25/05/2021
Le songe de Kazem Shahryari
Kazem Shahryari, Encore une nuit tranquille, Lettres persanes, 2016
Jean-Pierre Ferrini
Le Livre des Rois de Ferdowsi, le Shâhnâmeh, le berceau et le trésor de la langue persane, raconte une légende qui structurerait peut-être une part de l’inconscient collectif iranien, comme le suggère Gohar Homayounpour dans Une psychanalyste à Téhéran (Bayard, 2014). Il s’agit de l’histoire de Zâl, de l’enfant Zâl qui naît avec des cheveux blanc, qui naîtrait donc en somme vieillard, et que son père, horrifié, blessé dans sa fierté patriarcale, désire tuer. Mais l’oiseau Simorgh, qui vit au sommet du Damavand (dans les monts Alborz), recueille Zâl, l’élève, jusqu’à ce que le père, repentant, reconnaisse sa faute. Zâl, ensuite, aura pour fils Rostam, un équivalent de notre Achille homérique, qui lui-même aura pour fils Sohrâb, et qu’il tuera cette fois aveuglément dans un duel tragique, l’un et l’autre, Rostam et Sohrâb, combattant sans savoir qu’ils étaient père et fils. Ainsi, une malédiction serait gravée dès l’origine – une des origines possibles – dans la mythologie iranienne : celle de pères infanticides, à rebours de la mythologie gréco-œdipienne.
Bien que Kazem Shahryari ne se résigne pas à son destin de « fils d’Iran », son histoire présenterait quelques similitudes. Un peu comme une scène primitive (qu’on excuse ce langage exagérément psychanalytique), un fait tragique détermine l’énergie créatrice qui l’anime.

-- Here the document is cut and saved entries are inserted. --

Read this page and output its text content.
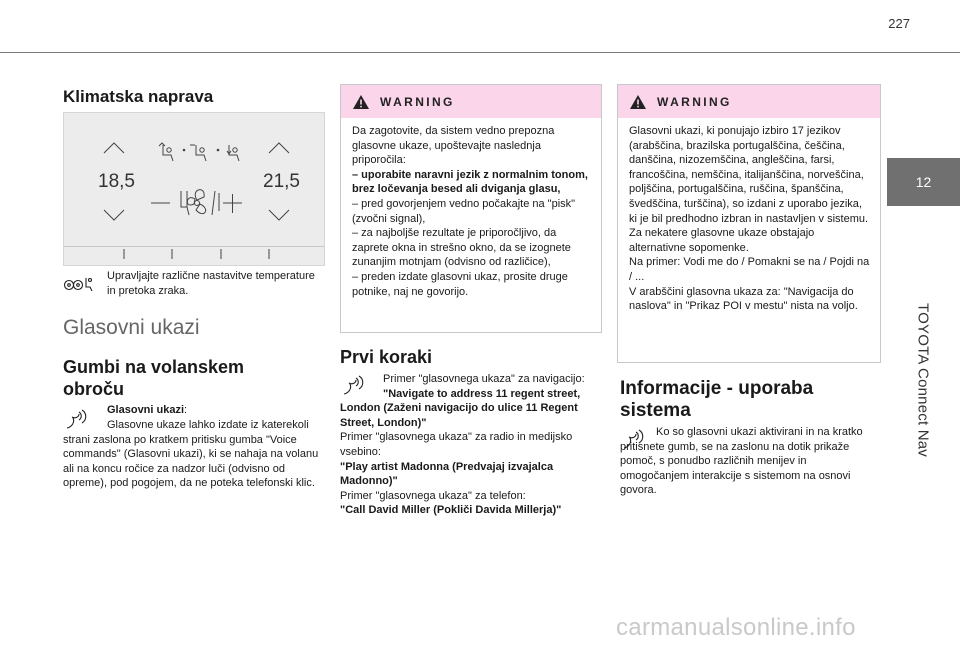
227
12
TOYOTA Connect Nav
Klimatska naprava
18,5	21,5
Upravljajte različne nastavitve temperature in pretoka zraka.
Glasovni ukazi
Gumbi na volanskem obroču
Glasovni ukazi:
Glasovne ukaze lahko izdate iz katerekoli strani zaslona po kratkem pritisku gumba "Voice commands" (Glasovni ukazi), ki se nahaja na volanu ali na koncu ročice za nadzor luči (odvisno od opreme), pod pogojem, da ne poteka telefonski klic.
WARNING
Da zagotovite, da sistem vedno prepozna glasovne ukaze, upoštevajte naslednja priporočila:
– uporabite naravni jezik z normalnim tonom, brez ločevanja besed ali dviganja glasu,
– pred govorjenjem vedno počakajte na "pisk" (zvočni signal),
– za najboljše rezultate je priporočljivo, da zaprete okna in strešno okno, da se izognete zunanjim motnjam (odvisno od različice),
– preden izdate glasovni ukaz, prosite druge potnike, naj ne govorijo.
Prvi koraki
Primer "glasovnega ukaza" za navigacijo:
"Navigate to address 11 regent street, London (Zaženi navigacijo do ulice 11 Regent Street, London)"
Primer "glasovnega ukaza" za radio in medijsko vsebino:
"Play artist Madonna (Predvajaj izvajalca Madonno)"
Primer "glasovnega ukaza" za telefon:
"Call David Miller (Pokliči Davida Millerja)"
WARNING
Glasovni ukazi, ki ponujajo izbiro 17 jezikov (arabščina, brazilska portugalščina, češčina, danščina, nizozemščina, angleščina, farsi, francoščina, nemščina, italijanščina, norveščina, poljščina, portugalščina, ruščina, španščina, švedščina, turščina), so izdani z uporabo jezika, ki je bil predhodno izbran in nastavljen v sistemu.
Za nekatere glasovne ukaze obstajajo alternativne sopomenke.
Na primer: Vodi me do / Pomakni se na / Pojdi na / ...
V arabščini glasovna ukaza za: "Navigacija do naslova" in "Prikaz POI v mestu" nista na voljo.
Informacije - uporaba sistema
Ko so glasovni ukazi aktivirani in na kratko pritisnete gumb, se na zaslonu na dotik prikaže pomoč, s ponudbo različnih menijev in omogočanjem interakcije s sistemom na osnovi govora.
carmanualsonline.info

On en trouve des traces disséminées dans sa vie d’homme de théâtre, d’artiste et dans les poèmes qu’il écrits, notamment dans le recueil que les généreuses éditions Lettres persanes de Jalal Alavinia viennent de publier, Encore une nuit tranquille (2016) :
Parfois feu
Parfois fumée
Parfois sang
Encerclé dans un simulacre
De fusillade
(p. 64)
Cette fois pour sûr
J’allais recevoir
Cette b***e
(p. 91)
Sous le régime de Mohammad Reza Pahlavi, très tôt, la passion du théâtre s’empara de Kazem Shahryari et, engagé dans cette voie, il endura censure et répression de l’impitoyable police du Shah, la Savak. On finit par l’emprisonner et il subit une « exécution par simulacre », c’est-à-dire qu’on lui fit croire avec d’autres détenus qu’on allait les fusiller. De cette épreuve, de ce traumatisme qu’il éprouva, Kazem Shahryari devint chauve et je ne puis m’empêcher d’établir une analogie avec le sort de Zâl. Si Kazem Shahryari n’est pas né avec des cheveux blancs, en voyant la mort en face, il perdit momentanément les cheveux. Le Secret de Shouane ou les mésaventures de Hassan Katchal (L’Harmattan, 1999) en relate les péripéties de manière détournée. Dans ce conte, Hassan ne naît avec des cheveux blancs, mais chauve….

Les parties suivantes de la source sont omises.